“People have sallied forth into whatever piece of the countryside they can access”
The easing of lockdown has led to a mob rule mentality among some visitors to our countryside, with rural people left picking up the pieces, says Alasdair Mitchell
You’ve seen a poo tree, haven’t you? The poo tree is an increasingly common invasive species, typically found in the vicinity of car parks near public green spaces. The chief identifying feature of the poo tree is the plethora of little plastic bags, all tightly knotted, that festoon its lower branches. Each of these strange fruits contains dog excrement. Yes, dog walkers who have gone to the trouble of scooping their pet’s poo into a bag then hang the noisome offering on a branch so that some other poor sod can dispose of it for them.
Or perhaps the poo-hangers honestly think their nasty little offerings will somehow disappear in time due to the actions of the wind and the rain. I really cannot fathom the mindset of these folk. A distraught local in Cornwall once told me, as he was on his daily round of poo-bag harvesting: “What really gets me is that these people have the vote.”

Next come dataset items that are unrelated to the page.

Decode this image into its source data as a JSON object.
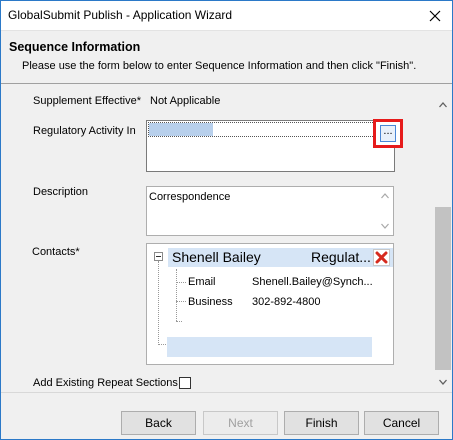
{
  "window": {
    "title": "GlobalSubmit Publish - Application Wizard"
  },
  "header": {
    "title": "Sequence Information",
    "description": "Please use the form below to enter Sequence Information and then click \"Finish\"."
  },
  "form": {
    "supplement_effective_label": "Supplement Effective*",
    "supplement_effective_value": "Not Applicable",
    "regulatory_activity_label": "Regulatory Activity In",
    "regulatory_activity_button": "...",
    "description_label": "Description",
    "description_value": "Correspondence",
    "contacts_label": "Contacts*",
    "contact": {
      "name": "Shenell Bailey",
      "role": "Regulat...",
      "fields": [
        {
          "label": "Email",
          "value": "Shenell.Bailey@Synch..."
        },
        {
          "label": "Business",
          "value": "302-892-4800"
        }
      ]
    },
    "repeat_sections_label": "Add Existing Repeat Sections",
    "repeat_sections_checked": false
  },
  "buttons": {
    "back": "Back",
    "next": "Next",
    "finish": "Finish",
    "cancel": "Cancel"
  },
  "icons": {
    "close": "close-icon",
    "delete": "red-x-delete-icon",
    "collapse": "collapse-minus-icon",
    "scroll_up": "chevron-up-icon",
    "scroll_down": "chevron-down-icon"
  },
  "colors": {
    "highlight_border": "#e61b1b",
    "selection_fill": "#b8d0ec",
    "contact_header_bg": "#d6e5f6"
  }
}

As the lockdown eases (or simply doesn’t apply, if thousands of you jostle together holding the right sort of placards and throw bicycles at police horses), the problem grows. And it’s not just farmers and gamekeepers who have noticed the surge in breaches of the Countryside Code.
Rural vandalism
A Wildlife Trust in Hertfordshire and Middlesex estimated that it had seen a year’s worth of vandalism, trespass and littering on its nature reserves in just two months. A spokesman for a trust in Buckinghamshire and Oxfordshire said: “I’ve worked in the sector for nearly 30 years and I’ve never seen anything like this. We have seen a dramatic rise in rural vandalism, fly-tipping, litter, fires, out-of-control dogs worrying our livestock, people feeding and abusing our grazing ponies.”
What on earth is going on? I suspect that we are seeing a sort of mob rule, triggered by urbanites who don’t normally choose to visit rural parts. By contrast, those who customarily walk or cycle in the countryside tend to know the form. A Highland stalker once told me that he seldom had issues with the well-equipped hikers he met on the open hill. The main problems were caused by people who never went more than a short distance from their parked cars.
This same phenomenon is now on display more widely as people who would normally find their exercise in nightclubs, football grounds and town parks have sallied forth into whatever piece of the countryside they can access most readily. Hence, they land on nature reserves, commons and unfenced moorland alongside public roads. Equipped with unruly dogs, portable barbecues and mind-numbing music, they simply have no idea of how to behave.
Rights of access
This puts a new slant on the constant exhortations of those who insist the public need yet more rights of access to the countryside — a place characterised by its relative lack of humans. If you insist on shovelling ever greater numbers of people into sensitive landscapes, then you have to take some responsibility for their impact. Access campaign groups are always harping on about their rights, but are not so eager to talk about corresponding responsibilities.
Rural people have largely been bullied into silence about the problems caused by unrestrained public access and rural vandalism. It’s only when nature reserve wardens start to speak out that legislators sit up. Even then, I can guarantee that nothing of any use will be done. The mob rules.